"The apple is yours."
Translation:Eplet er ditt.
I keep forgetting which words have double letters and which don't. Is there some sort of mnemonic I can use?
If the vowel sound is short there should be at least two consonants after it.
"Ditt" is singular, "deres" is plural but in English only "yours " is used for both.
Is 'yours' ever used without it being possessive? I'm sorry, I'm bit unpolished on my English grammar and am slightly confused
I'm trying to think of any such usage, and not succeeding. In fact I believe that your is the subject form and yours is the object meaning "this belongs to you."

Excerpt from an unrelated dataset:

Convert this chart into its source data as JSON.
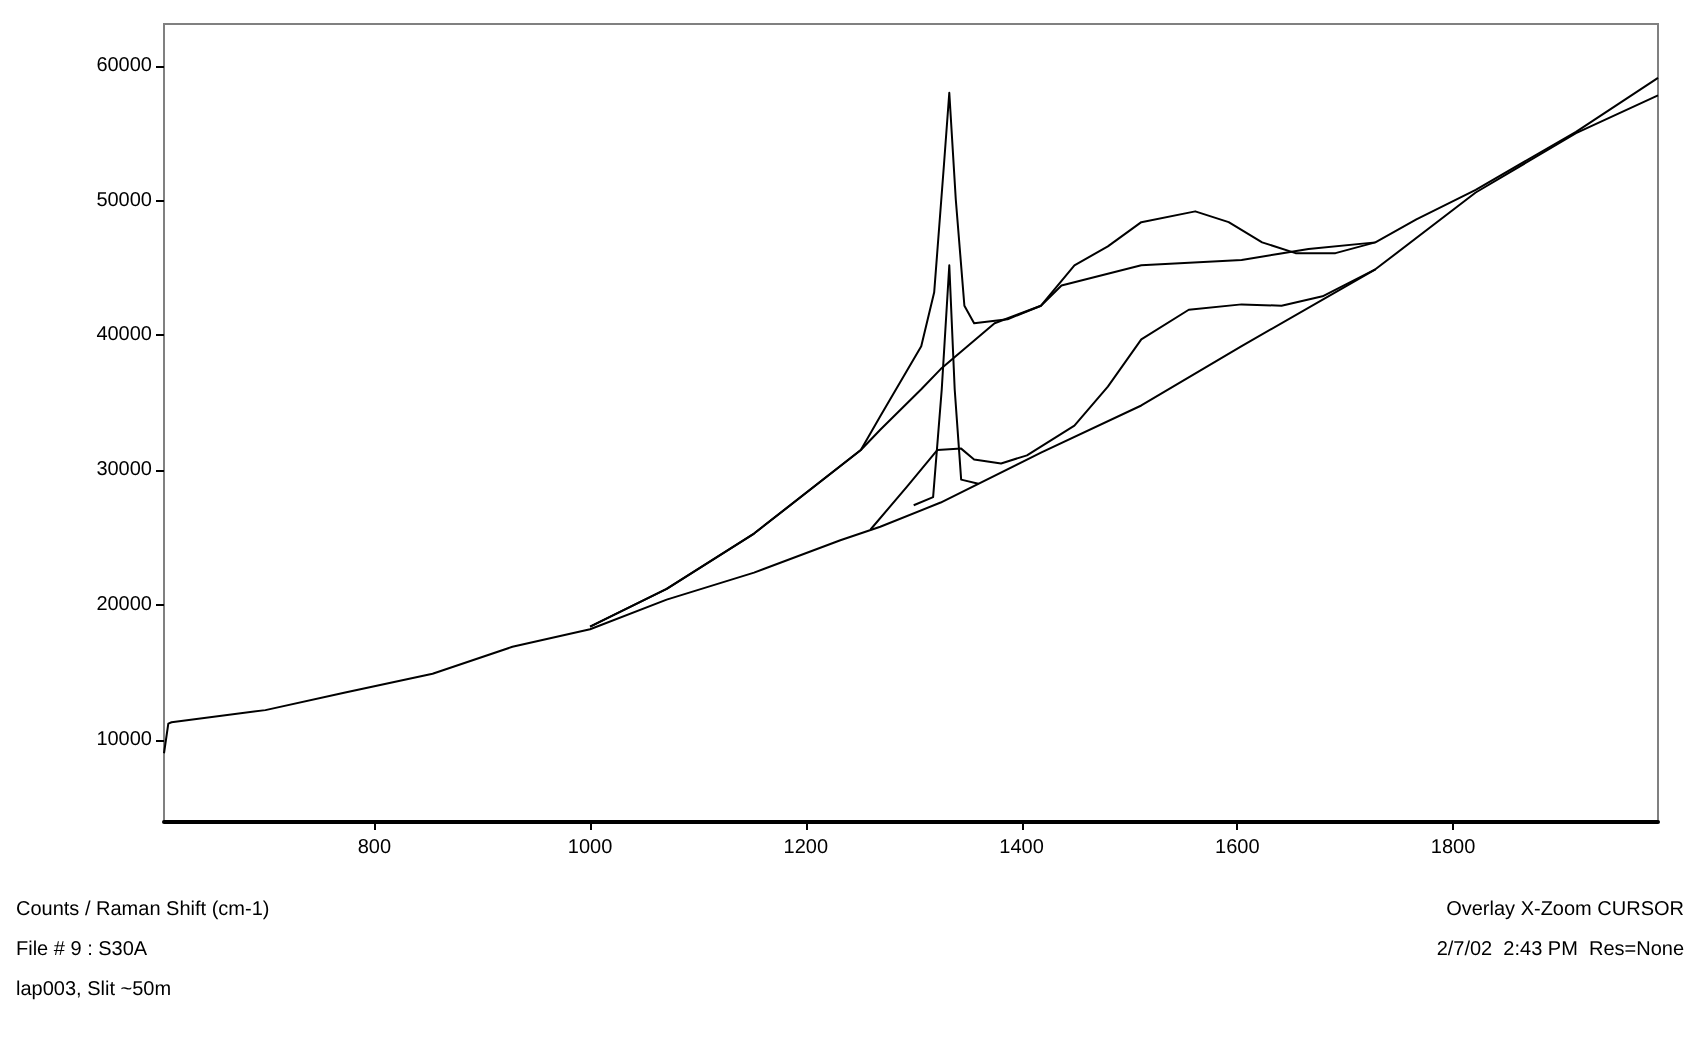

Not to be confused with you're, a contraction of "you are."
Yes, I looked it up and found one example; "it is no business of yours". But I think in most scenarios it is possessive.
No, that's saying this is not your business. i.e. you have no responsibility in this matter.

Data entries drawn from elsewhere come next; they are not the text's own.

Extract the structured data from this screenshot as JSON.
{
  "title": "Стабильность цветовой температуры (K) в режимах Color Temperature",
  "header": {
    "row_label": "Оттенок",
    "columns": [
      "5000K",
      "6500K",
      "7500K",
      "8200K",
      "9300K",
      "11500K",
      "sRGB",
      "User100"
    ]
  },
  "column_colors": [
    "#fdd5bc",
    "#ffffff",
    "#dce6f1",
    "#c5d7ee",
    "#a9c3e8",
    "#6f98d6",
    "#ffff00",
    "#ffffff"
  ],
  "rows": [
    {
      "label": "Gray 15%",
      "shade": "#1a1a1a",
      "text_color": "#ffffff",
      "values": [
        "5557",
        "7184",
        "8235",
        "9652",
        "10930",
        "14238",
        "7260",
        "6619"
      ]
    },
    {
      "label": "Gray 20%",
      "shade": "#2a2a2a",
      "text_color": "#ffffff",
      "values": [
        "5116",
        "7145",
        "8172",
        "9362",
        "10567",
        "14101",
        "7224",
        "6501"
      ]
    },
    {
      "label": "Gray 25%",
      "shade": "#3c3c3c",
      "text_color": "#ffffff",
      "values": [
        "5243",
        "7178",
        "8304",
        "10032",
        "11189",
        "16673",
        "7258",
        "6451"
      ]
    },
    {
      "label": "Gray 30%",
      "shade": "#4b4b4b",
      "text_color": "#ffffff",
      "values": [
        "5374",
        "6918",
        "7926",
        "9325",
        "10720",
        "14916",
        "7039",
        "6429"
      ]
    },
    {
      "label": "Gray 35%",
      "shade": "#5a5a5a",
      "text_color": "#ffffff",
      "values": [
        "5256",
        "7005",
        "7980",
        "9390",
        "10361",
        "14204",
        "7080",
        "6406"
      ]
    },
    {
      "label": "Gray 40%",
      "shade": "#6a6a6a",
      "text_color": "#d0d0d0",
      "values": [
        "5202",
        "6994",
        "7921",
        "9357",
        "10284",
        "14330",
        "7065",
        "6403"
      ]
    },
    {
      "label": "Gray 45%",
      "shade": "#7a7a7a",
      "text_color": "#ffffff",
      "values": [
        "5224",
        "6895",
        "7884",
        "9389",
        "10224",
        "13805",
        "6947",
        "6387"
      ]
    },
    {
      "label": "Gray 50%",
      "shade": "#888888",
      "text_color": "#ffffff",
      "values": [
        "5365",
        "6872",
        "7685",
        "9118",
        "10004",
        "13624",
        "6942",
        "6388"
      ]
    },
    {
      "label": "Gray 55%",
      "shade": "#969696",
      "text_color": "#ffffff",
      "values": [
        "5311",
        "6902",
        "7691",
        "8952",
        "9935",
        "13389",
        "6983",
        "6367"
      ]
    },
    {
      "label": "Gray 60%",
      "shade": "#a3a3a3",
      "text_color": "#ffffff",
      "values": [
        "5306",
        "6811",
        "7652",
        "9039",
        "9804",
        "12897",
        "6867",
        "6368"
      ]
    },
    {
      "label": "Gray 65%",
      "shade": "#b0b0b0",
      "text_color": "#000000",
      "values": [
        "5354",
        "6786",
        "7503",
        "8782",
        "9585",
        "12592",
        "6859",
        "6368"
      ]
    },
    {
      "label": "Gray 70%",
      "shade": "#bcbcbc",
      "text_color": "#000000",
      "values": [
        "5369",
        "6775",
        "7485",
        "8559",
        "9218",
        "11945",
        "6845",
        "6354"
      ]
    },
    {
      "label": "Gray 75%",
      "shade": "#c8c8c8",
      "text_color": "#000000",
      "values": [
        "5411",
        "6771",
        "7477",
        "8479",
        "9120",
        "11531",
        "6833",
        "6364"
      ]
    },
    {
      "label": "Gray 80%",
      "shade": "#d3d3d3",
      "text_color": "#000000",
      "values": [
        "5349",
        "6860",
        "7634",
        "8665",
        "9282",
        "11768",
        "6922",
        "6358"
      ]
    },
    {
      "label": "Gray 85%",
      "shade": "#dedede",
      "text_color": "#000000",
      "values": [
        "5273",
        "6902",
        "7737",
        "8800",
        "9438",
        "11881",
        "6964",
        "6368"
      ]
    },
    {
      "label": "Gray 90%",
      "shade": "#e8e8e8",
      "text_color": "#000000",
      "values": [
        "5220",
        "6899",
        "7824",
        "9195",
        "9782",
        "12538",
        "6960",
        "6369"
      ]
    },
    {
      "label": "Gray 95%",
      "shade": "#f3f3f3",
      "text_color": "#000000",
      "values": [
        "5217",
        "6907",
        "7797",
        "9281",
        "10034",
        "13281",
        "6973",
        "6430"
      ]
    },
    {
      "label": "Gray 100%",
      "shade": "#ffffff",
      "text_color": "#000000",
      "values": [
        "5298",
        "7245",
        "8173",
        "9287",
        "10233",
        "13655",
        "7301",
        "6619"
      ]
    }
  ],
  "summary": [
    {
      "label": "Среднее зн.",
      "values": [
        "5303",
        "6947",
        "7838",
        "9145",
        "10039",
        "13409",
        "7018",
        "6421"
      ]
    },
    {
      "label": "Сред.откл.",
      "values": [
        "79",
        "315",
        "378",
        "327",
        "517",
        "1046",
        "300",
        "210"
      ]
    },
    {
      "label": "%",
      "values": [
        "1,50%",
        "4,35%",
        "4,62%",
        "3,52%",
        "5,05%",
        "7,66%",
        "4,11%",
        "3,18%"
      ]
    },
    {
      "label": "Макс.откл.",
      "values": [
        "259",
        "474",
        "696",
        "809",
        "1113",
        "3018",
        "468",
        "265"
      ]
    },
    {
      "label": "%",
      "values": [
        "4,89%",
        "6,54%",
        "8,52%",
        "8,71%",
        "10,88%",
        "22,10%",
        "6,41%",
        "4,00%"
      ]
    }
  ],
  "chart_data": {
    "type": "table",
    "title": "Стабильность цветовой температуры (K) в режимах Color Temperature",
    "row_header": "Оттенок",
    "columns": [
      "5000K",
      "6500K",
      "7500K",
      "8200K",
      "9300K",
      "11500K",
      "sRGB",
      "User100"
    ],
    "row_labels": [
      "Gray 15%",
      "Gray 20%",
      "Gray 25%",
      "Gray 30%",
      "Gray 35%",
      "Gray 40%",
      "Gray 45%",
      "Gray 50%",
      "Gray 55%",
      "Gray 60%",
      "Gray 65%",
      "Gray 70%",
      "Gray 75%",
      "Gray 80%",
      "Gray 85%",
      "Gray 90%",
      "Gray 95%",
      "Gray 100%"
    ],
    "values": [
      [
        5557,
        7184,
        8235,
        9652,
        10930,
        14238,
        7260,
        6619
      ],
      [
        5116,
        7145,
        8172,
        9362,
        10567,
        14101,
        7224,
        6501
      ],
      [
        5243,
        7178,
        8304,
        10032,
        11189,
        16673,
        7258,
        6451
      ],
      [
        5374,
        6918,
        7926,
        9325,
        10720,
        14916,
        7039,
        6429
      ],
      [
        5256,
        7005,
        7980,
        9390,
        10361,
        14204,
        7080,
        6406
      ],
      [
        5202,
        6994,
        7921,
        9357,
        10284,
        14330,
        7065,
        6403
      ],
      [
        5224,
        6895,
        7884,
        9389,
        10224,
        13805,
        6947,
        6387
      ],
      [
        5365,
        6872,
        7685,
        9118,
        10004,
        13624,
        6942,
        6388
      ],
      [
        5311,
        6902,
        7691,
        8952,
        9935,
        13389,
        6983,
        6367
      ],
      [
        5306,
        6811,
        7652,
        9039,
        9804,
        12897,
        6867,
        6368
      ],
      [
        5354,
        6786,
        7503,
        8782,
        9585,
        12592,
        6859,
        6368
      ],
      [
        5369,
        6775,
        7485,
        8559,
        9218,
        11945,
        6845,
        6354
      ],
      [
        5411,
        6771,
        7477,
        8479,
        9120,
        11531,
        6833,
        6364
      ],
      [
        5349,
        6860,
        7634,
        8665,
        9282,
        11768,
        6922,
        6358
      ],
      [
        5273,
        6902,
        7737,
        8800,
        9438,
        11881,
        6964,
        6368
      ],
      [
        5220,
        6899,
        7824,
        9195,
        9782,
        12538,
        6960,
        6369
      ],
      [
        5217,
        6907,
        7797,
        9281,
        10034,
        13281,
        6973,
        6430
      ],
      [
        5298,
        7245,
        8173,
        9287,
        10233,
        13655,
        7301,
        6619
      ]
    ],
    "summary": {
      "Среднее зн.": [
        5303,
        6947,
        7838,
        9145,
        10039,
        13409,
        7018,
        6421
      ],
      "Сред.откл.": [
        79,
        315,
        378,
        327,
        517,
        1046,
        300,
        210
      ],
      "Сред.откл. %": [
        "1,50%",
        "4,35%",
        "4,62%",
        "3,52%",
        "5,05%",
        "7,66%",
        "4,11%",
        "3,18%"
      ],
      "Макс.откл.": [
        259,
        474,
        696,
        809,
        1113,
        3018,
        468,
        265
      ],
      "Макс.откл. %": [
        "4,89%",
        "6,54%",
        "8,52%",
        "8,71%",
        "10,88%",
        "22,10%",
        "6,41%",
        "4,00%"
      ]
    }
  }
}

It's still possessive, just suggesting that the person spoken to does not possess anything here.
I'm awfully sorry for dragging this on, but I'm still confused because earlier we established that 'yours' is always possesive. So how then would we know when to use 'dere' or 'deres'?
Dere by itself, without the extra S = "you" (plural).
Deres with that S = "yours" (plural).
I'm not really good at many things Norwegian, but this one I've figured out. Anytime you are discussing something that belongs to a group of people (preferably with them) deres is applicable.
I hope that this helps.
Ok I'm confused. Why the sexuality of the person doesn't determine the sexuality of YOU word (din ditt di)? You is objective in Norwegian right? And the object is the person here.